Since becoming Brooklyn DA, Thompson has earned some goodwill from criminal justice critics as he has exonerated men wrongfully convicted by past DA's, and was even able to bring charges against the NYPD officer who killed Akai Gurley last year. Gurley, like Heyward Jr., was shot in a Brooklyn housing staircase.

Thompson, however, has not returned Nicholas Heyward Sr.'s phone calls since he came into office. Perhaps no one should be surprised. Thompson, a former federal prosecutor, also dragged his feet in dropping bogus charges against a young man who filmed cops and family of street vendors, all brutalized by cops last summer in Sunset Park.

"I am completely fed up with the system and how they allow it. In the hundreds, even thousands of cases of police shootings, there are almost never prosecutions," Heyward says. He also offers advice to families left to fight for justice when a loved one dies at the hands of police: "Family members should never take a settlement in a case. They should go all the way to trial because that's where the facts come out and police have to take the stand."

Civil cases should come before. In civil proceedings you also have your own lawyer, as opposed to a district attorney. The truth comes out better in civil cases rather than criminal cases, where it's also much harder to win.

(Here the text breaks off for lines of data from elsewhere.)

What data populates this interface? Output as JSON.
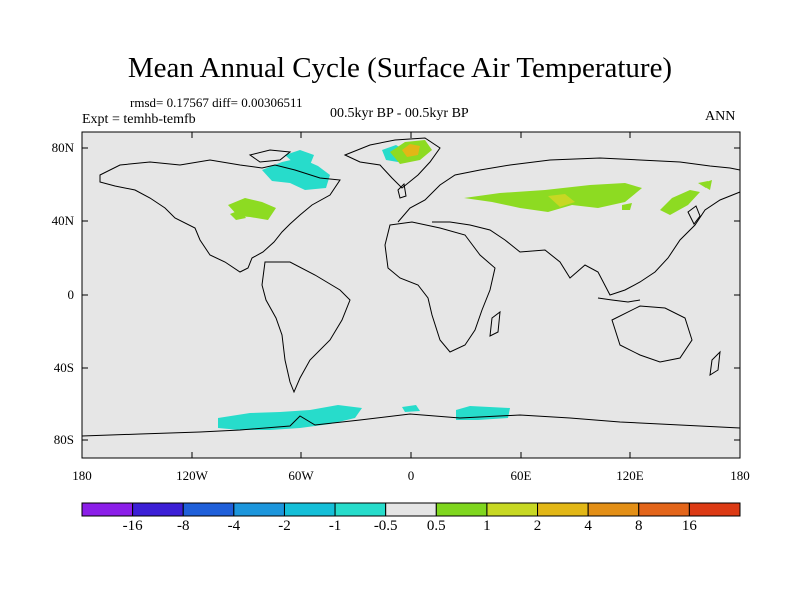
{
  "title": "Mean Annual Cycle (Surface Air Temperature)",
  "stats": "rmsd= 0.17567 diff= 0.00306511",
  "experiment": "Expt = temhb-temfb",
  "period": "00.5kyr BP - 00.5kyr BP",
  "season": "ANN",
  "y_axis": {
    "ticks": [
      {
        "label": "80N",
        "lat": 80
      },
      {
        "label": "40N",
        "lat": 40
      },
      {
        "label": "0",
        "lat": 0
      },
      {
        "label": "40S",
        "lat": -40
      },
      {
        "label": "80S",
        "lat": -80
      }
    ]
  },
  "x_axis": {
    "ticks": [
      {
        "label": "180",
        "lon": -180
      },
      {
        "label": "120W",
        "lon": -120
      },
      {
        "label": "60W",
        "lon": -60
      },
      {
        "label": "0",
        "lon": 0
      },
      {
        "label": "60E",
        "lon": 60
      },
      {
        "label": "120E",
        "lon": 120
      },
      {
        "label": "180",
        "lon": 180
      }
    ]
  },
  "colorbar": {
    "colors": [
      "#8b1ee8",
      "#3c1fd6",
      "#1f5fd9",
      "#1c96dc",
      "#15bfd8",
      "#27dccb",
      "#e5e5e5",
      "#7fd61e",
      "#c7d823",
      "#e2b716",
      "#e38f16",
      "#e3651a",
      "#dc3a14"
    ],
    "labels": [
      "-16",
      "-8",
      "-4",
      "-2",
      "-1",
      "-0.5",
      "0.5",
      "1",
      "2",
      "4",
      "8",
      "16"
    ]
  },
  "colors": {
    "background": "#e6e6e6",
    "cyan": "#27dccb",
    "green": "#8ddb22",
    "yellow": "#c7d823",
    "orange": "#e2b716"
  }
}
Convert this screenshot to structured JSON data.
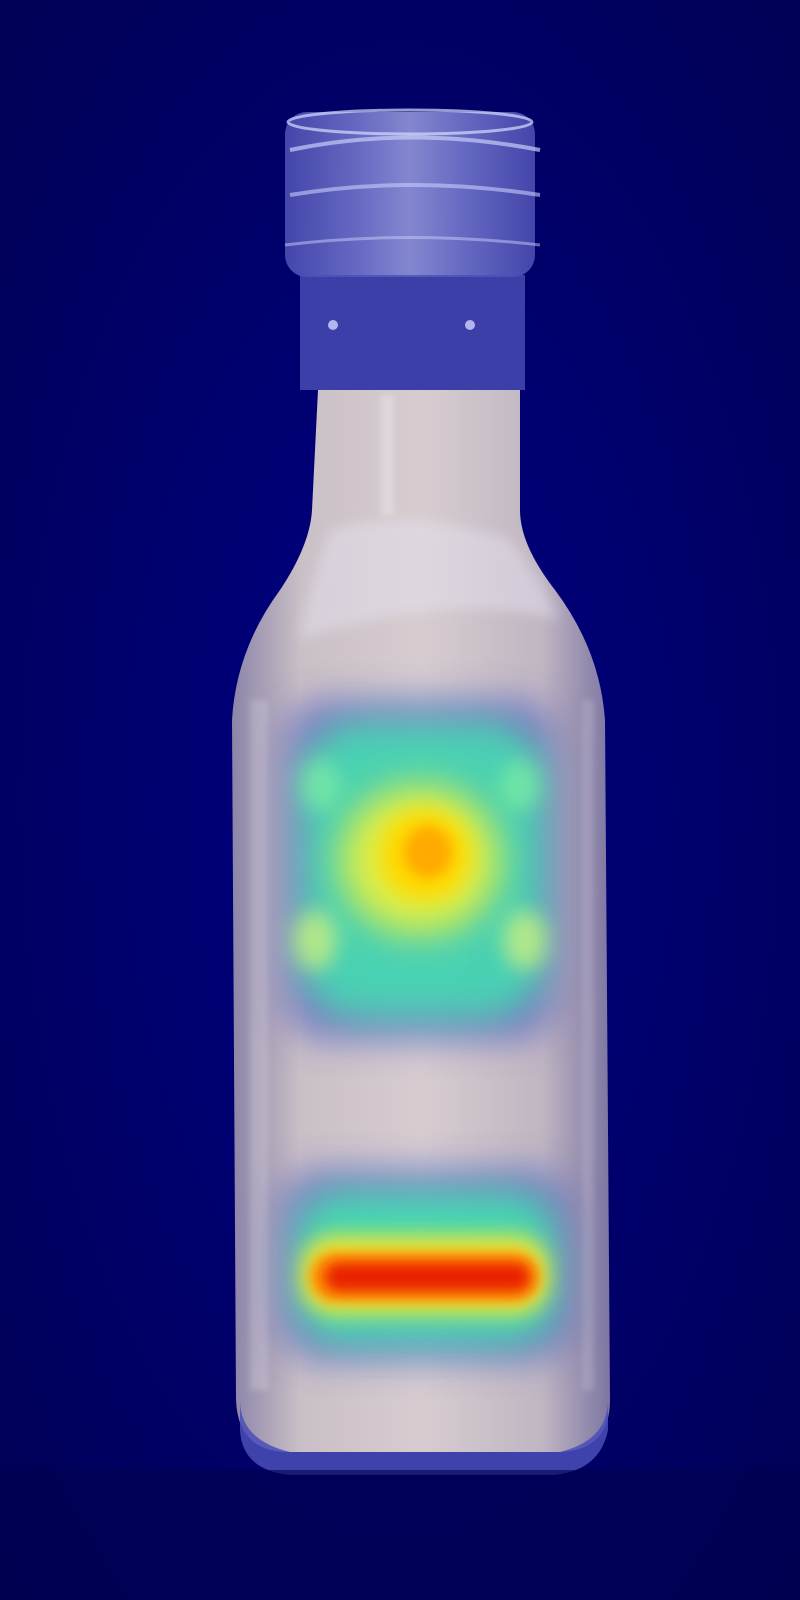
{
  "image": {
    "subject": "glass-bottle-with-milky-liquid",
    "overlay": "attention-heatmap",
    "background_color": "#00006a",
    "colormap": [
      "#00006a",
      "#3a3ac8",
      "#3fe0b0",
      "#ffe800",
      "#ff8a00",
      "#e81c00"
    ],
    "heatmap_regions": [
      {
        "id": "upper-label-region",
        "peak_color": "#ffb400",
        "peak_intensity": 0.8
      },
      {
        "id": "lower-label-region",
        "peak_color": "#e81c00",
        "peak_intensity": 1.0
      }
    ]
  }
}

Heyward is busy organizing for his annual event to mark his son's memory. He reminisces about all the rallies and protests he's helped to put together. He has seen it all. The predictable posturing of politicians and fear-mongering of the criminal justice system are nothing new to him. He remembers rolling up on Charles Hynes 14 years ago when the DA tried holding a press conference right in the middle of the Gowanus houses to announce the indictments of alleged gang members. Not willing to allow Hynes to use the houses as his political platform, Heyward grilled him on the daily harassment of residents by cops.

There were allegedly consequences, of course, for his tenacious advocacy. "After my son was killed, when I began to speak out more publicly, cops started to harass me. They gave me tickets for walking my dog without a license -- even though he had a license around his neck," he says.

In 2002, they came banging on my door on the morning of October 22nd, the national day of action against police brutality, saying that I had outstanding warrant for walking the dog without a license.

They arrested me right then and there. After about six hours, I was allowed to see the judge and explain my case to him. He let me go, and I made it to the protest at Union Square, where I was one of the main organizers that day.

His other son, Quentin, also saw police harassment, according to Heyward. In 2006 they arrested the younger brother of Naquan across the street from his house saying that he was wanted for an armed robbery. "My son was in his last year of high school and an honor student, like Nicholas Jr., and we had to bail him out after he spent two days in jail. They offered him five years, then three years and then finally dropped the charges," Heyward tells me. Quentin eventually moved down south to live with family, afraid that the NYPD had it out for him. He and his father remember that Naquan, before he was killed, had said that he had once been told by a Brooklyn cop that he wouldn't live to see 15.

The annual "Day of Remembrance" for Nicholas Naquan Heyward Jr. is this Saturday, August 22nd at Noon. It will be held at the park named after him, located on Wyckoff street between Hoyt and Bond.